Monthly Archives: September 2019

Seelenwasser

Über den Wassern deiner Seele schwebt unaufhörlich ein dunkler Vogel: Unruhe.

 

Christian Morgenstern

 

Danke an Sigrid für dieses wundervolle Formationsfoto am Himmel!

Donnerstags-Nachdenk-Input

Verbindung zwischen Menschen – das ist es, worum es geht. Wir alle brauchen das Gefühl, Bestandteil einer Gemeinschaft zu sein, miteinander in einem guten Austausch zu stehen. Das gibt uns Geborgenheit, Sicherheit und Vertrauen. Hesse beschreibt, dass es dennoch immer eine Trennung, gar einen Abgrund gibt zwischen uns – letztlich ist jeder Mensch mit all seinen Entscheidungen in letzter Konsequenz alleine, muss die großen Fragen für sich beantworten und sich auf sich selbst verlassen und ins Unbekannte springen. Aber Hesse benennt auch den Notsteg der Liebe. Und solange wir uns mit Menschen durch Notstege verbunden wissen, gibt es keine totale Einsamkeit, nur eine relative. Deshalb macht es viel Sinn, denke ich, sich eine Meisterschaft im Stegerrichten anzueignen und sich im Lieben des Mitmenschen und der gesamten Mitschöpfung zu üben, denn die Brücke zum anderen gibt es nicht nur zwischen Menschen, sondern zwischen allem, was lebt.

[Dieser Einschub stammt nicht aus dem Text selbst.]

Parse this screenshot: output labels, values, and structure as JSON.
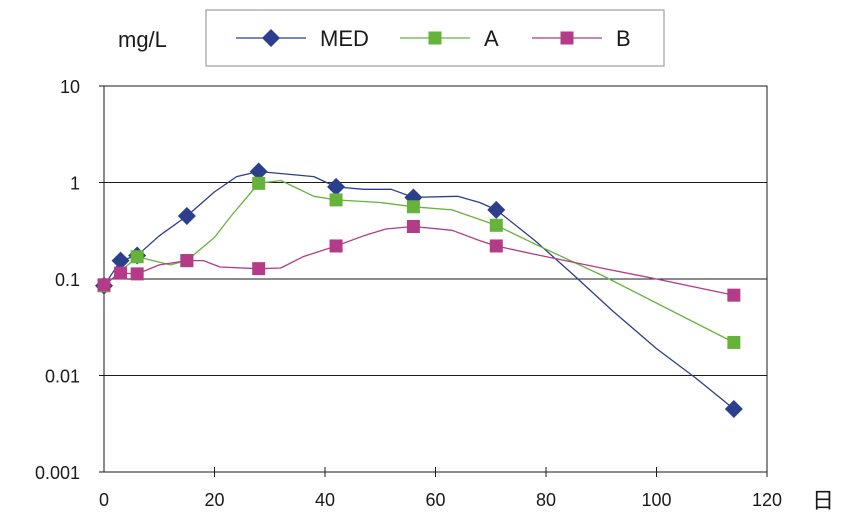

So ein Jupitertag ist doch perfekt geeignet, um Freude in unser Leben und das um uns herum zu schenken, oder? Allen einen wunderbaren Donnerstag.

Danke an Christoph für das Foto aus dem Hofgarten in Veitshöchheim

Stege über den Abgrund

Es bleibt zwischen Menschen, sie seien noch so eng verbunden, immer ein Abgrund offen, den nur die Liebe, und auch nur mit einem Notsteg, überbrücken kann.

Hermann Hesse

Danke an Theresa für das Brückenfoto aus Amerika!

Mittwochs-Nachdenk-Input

Wenn Kinder staunen, staunen sie mit ihrem ganzen Sein – Augen offen, Mund offen, Herz offen, alles offen. Das ganze Kind ist lebendiges Staunen. Es gibt ja so viel zum Staunen. Die Natur ist in allem staunenswert. Der Sternenhimmel lässt einen staunend am Erdboden stehen ob der Vielfalt des Funkelns des größten Märchenbuchs der Welt. Und Menschen bringen einen zum Staunen. Weil sie überraschend sind, großartig, umwerfend und manchmal staunt man auch über so manchen Gedankengang, auf den man selbst nie gekommen wäre.

Wer staunt, ist plötzlich gepackt. Er ist zwischen sich und dem Bestaunten, wörtlich „Inter esse“. Es wird ein Bezug hergestellt zu dem, was das Staunen auslöst. von Aquin hat es die Sehnsucht nach Wissen genannt. Staunen kommt vor dem Wissenserwerb. Ich hoffe, dass die ABC-Schützen, die diese Woche eingeschult werden, beides erfahren dürfen, das Staunen und das Wissen. Es braucht immer wieder bis ans Lebensende beides, das Staunendürfen und –können sowie die Sehnsucht nach dem Wissen und der Erwerb desselben. Dann kann Weisheit wachsen, ausgelöst durch einen Moment des Stillstehens und Schauens, Erlebens und einer Frage. Wie oft im Leben hängt alles an der richtigen Frage, denken wir nur an Parzival. Also – welche Fragen möchtest du stellen und aus welchem Grund tust du es nicht?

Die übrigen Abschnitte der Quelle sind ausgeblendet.